Roots of equation in numerical methods refer to finding numerical solutions to equations where finding an analytical solution is difficult or impossible. The most commonly used methods to find the roots of equations are:

1. Bisection method
2. Newton-Raphson method
3. Secant method

Bisection method

Bisection method is a simple and robust numerical method used to find the root of an equation. It is based on the Intermediate Value Theorem, which states that if a function is continuous on a closed interval and differentiable on the open interval, then for any value between the function’s minimum and maximum values, there exists a point at which the function is equal to that value.

Here’s an example to demonstrate the Bisection Method:

Example: Find the root of the equation x^3 – x^2 + 2 = 0 in the interval [1, 2].

Step 1: Check the function values at the endpoints. If the product of the function values at the endpoints is negative, the root lies between them.

f(1) = -2, f(2) = 4 Since f(1) * f(2) < 0, we conclude that there is a root in the interval [1, 2].

Step 2: Find the midpoint of the interval and evaluate the function at the midpoint.

x_mid = (1 + 2)/2 = 1.5 f(x_mid) = f(1.5) = -0.375

Step 3: Repeat the process by splitting the interval in two parts, depending on the sign of f(x_mid). If f(x_mid) is positive, then the root lies in the interval [1, x_mid]. If f(x_mid) is negative, then the root lies in the interval [x_mid, 2].

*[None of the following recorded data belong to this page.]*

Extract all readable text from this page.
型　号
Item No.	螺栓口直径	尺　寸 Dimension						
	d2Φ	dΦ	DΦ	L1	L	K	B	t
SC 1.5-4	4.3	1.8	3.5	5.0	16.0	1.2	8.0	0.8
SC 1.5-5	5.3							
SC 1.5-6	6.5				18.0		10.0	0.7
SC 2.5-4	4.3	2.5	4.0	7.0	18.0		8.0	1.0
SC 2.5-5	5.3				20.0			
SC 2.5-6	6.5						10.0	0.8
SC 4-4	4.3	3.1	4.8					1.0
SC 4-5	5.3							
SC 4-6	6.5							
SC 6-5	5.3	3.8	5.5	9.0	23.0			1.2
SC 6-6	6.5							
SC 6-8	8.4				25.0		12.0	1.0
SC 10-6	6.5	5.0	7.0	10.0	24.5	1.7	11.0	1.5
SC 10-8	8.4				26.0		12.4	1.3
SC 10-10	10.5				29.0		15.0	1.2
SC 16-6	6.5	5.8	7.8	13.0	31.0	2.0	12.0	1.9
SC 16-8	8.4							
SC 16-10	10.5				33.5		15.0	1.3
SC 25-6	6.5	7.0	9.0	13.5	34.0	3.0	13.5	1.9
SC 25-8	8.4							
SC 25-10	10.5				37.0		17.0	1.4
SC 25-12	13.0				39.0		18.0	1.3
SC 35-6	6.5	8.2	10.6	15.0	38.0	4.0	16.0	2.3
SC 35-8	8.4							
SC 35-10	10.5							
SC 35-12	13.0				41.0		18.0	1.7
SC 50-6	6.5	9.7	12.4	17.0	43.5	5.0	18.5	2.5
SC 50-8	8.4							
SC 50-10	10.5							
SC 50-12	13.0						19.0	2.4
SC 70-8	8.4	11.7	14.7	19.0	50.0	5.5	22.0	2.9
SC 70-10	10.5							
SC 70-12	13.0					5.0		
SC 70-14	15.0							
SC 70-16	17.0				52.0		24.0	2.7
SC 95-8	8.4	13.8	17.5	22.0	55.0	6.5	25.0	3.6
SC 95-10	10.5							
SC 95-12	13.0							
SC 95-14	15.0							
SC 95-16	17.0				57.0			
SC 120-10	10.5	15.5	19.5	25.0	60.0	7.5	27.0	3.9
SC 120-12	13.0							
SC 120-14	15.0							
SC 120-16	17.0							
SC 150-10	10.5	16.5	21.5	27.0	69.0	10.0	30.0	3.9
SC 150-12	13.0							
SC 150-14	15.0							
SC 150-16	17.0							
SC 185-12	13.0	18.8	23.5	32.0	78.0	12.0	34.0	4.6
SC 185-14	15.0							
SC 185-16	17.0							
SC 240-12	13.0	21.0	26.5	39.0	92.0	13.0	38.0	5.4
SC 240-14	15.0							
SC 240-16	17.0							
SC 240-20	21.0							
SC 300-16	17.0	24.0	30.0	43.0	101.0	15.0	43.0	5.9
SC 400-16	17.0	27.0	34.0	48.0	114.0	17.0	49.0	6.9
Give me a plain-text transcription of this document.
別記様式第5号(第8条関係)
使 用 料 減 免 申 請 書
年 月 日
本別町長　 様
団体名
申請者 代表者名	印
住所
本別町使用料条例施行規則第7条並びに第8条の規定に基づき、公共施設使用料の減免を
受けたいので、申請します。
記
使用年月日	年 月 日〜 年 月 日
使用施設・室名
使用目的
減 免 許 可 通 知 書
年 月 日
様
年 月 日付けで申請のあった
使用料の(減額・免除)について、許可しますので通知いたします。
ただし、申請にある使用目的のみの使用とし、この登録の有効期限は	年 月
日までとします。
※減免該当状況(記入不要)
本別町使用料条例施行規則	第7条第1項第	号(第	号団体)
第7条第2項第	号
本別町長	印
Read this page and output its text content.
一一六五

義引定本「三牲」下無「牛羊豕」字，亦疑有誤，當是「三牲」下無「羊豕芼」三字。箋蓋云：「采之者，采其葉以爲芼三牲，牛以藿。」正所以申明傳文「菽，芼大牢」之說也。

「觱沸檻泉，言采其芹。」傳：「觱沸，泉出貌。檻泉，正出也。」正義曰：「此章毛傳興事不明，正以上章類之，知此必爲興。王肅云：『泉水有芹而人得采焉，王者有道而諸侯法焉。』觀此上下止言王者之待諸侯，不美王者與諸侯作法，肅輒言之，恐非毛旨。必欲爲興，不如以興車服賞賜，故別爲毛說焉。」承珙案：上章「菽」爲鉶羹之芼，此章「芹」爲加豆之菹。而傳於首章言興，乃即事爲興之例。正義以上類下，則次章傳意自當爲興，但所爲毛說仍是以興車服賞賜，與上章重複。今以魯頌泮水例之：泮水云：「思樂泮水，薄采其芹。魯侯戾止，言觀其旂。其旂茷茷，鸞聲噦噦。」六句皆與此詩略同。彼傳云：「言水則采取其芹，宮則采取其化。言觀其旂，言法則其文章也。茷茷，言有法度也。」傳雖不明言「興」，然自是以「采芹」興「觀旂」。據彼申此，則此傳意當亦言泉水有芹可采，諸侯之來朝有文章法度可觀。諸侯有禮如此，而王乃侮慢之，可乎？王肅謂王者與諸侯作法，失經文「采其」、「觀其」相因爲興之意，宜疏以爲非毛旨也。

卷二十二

In this case, f(x_mid) is negative, so we repeat the process with the interval [x_mid, 2]. We keep repeating

False Position Method

The False Position Method, also known as the Regula Falsi Method, is a root-finding method in numerical analysis that uses a succession of approximations to find a root of a function. It works similarly to the Bisection Method, but instead of using the midpoint of the interval, it uses a point determined by the intersection of the function and the line connecting the two endpoints.

Here’s an example to demonstrate the False Position Method:

Example: Find the root of the equation x^3 – x^2 + 2 = 0 in the interval [1, 2].

Step 1: Check the function values at the endpoints. If the product of the function values at the endpoints is negative, the root lies between them.

f(1) = -2, f(2) = 4 Since f(1) * f(2) < 0, we conclude that there is a root in the interval [1, 2].

Step 2: Estimate the root by using the False Position formula, which is given by: x_est = x_upper – f(x_upper) * (x_lower – x_upper) / (f(x_lower) – f(x_upper))

x_est = 2 – (4 * (1 – 2)) / (4 – (-2)) = 1.6 f(x_est) = f(1.6) = 0.512

Step 3: Repeat the process by updating either x_lower or x_upper depending on the sign of f(x_est). If f(x_est) is positive, then x_upper is updated to x_est. If f(x_est) is negative, then x_lower is updated to x_est.

In this case, f(x_est) is positive, so we update x_upper to x_est.

Step 4: Repeat steps 2 and 3 until a desired level of accuracy is reached. The iteration stops when the absolute difference between the current estimate and the previous estimate is less than a pre-specified tolerance

Newton’s Rapheson Method

Newton-Raphson Method is a root-finding method in numerical analysis that uses an iterative approach to approximate the roots of a function. The method is based on the idea that a tangent line can be drawn to a curve at any point, and the x-intercept of the tangent line is a better approximation of the root than the original point. The method uses the first derivative of the function to find the tangent line and then finds the x-intercept of the tangent line as the next approximation of the root.

Here’s an example to demonstrate the Newton-Raphson Method:

Example: Find the root of the equation x^3 – x^2 + 2 = 0.

Step 1: Start with an initial guess for the root, say x0 = 1.

Step 2: Compute the first derivative of the function, f'(x). In this case, f'(x) = 3x^2 – 2x.

Step 3: Use the formula for Newton-Raphson iteration: x1 = x0 – f(x0) / f'(x0)

x1 = 1 – (-2 + 1^2 – 2) / (3 * 1^2 – 2 * 1) = 1.5

Step 4: Repeat the process by using x1 as the new guess for the root.

x2 = 1.5 – (-0.375 + 1.5^2 – 2) / (3 * 1.5^2 – 2 * 1.5) = 1.41667

Step 5: Repeat the process until a desired level of accuracy is reached or a maximum number of iterations is exceeded.

The Newton-Raphson Method is faster than the Bisection or False Position methods and usually converges to the root more quickly, but it may converge to a different root if the initial guess is not close enough to the actual root. Additionally, the method may also not converge if the function has a horizontal tangent or if the function’s first derivative is zero at the root.